L’apparition du covid-19 en Guinée a empêché la tenue à date de la distribution de masse de médicaments pour l’élimination des maladies tropicales négligées MTN. C’est dans cette optique que le programme national de lutte contre les MTN a mis un plan de relance dans les différentes régions du pays. A Boké les équipes déployées sur le terrain s’est tiré d’affaire malgré les difficultés. Cette campagne annuelle de traitement de masse (TDM) s’est déroulé dans le respect des mesures barrières pour éviter la propagation du coronavirus.
A Boké, les distributions de masse de médicaments contre les MTN devait se tenir au mois de mars 2020 dans neuf préfectures.

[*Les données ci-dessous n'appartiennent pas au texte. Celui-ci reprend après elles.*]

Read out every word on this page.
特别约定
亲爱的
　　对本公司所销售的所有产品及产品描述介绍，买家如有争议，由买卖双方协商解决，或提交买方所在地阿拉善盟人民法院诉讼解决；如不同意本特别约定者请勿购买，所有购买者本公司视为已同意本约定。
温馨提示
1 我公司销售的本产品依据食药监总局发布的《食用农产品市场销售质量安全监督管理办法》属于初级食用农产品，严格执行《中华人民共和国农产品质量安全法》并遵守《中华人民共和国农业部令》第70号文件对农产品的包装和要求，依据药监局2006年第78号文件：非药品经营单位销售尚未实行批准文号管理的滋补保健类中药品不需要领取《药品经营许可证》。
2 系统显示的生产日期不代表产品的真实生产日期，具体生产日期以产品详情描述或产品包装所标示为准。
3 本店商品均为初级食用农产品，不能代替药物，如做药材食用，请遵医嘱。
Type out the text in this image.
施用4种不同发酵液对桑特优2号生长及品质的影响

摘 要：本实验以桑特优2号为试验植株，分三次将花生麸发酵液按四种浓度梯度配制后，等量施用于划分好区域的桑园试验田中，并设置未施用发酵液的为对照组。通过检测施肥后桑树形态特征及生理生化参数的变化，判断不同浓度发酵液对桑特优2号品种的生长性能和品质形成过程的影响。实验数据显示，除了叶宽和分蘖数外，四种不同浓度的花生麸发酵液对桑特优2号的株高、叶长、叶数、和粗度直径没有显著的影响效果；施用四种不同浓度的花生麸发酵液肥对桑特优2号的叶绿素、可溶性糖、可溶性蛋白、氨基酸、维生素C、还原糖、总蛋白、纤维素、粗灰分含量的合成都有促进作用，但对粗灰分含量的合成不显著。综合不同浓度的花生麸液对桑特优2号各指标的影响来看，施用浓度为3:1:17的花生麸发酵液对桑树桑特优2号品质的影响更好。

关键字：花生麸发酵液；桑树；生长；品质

D’après docteur Mamadou Kaba chef section de la prévention et lutte contre la maladie, toutes les formalités étaient faites notamment la formation des agents, des plaidoyers au niveau de toutes les collectivités régionales, préfectorales et sous préfectorales pour bien mener la campagne. Malheureusement cela a coïncidé à l’arrivée de la pandémie du coronavirus en Guinée. Compte tenu du contexte, l’autorité nationale a exhorté l’arrêt de la campagne. Ce n’est qu’en fin Août 2020 que la campagne s’est tenue: « Nous avons faits des sensibilisations de masse à tous les niveaux et des plaidoyers où tout le monde était impliqué. Les différents chefs des centres de santé et les distributeurs ont été formés. 992 distributeurs de produits repartis en 542 équipes de distributions. Le niveau national nous a accordé la formation des trieurs et des agents de mobilisation qui étaient plus de 700. Ils ont sillonné toute la préfecture. Nous avons reçu également une dotation en kits composée de gels, bavettes et savons. Les mesures étaient respectées par tout le monde ».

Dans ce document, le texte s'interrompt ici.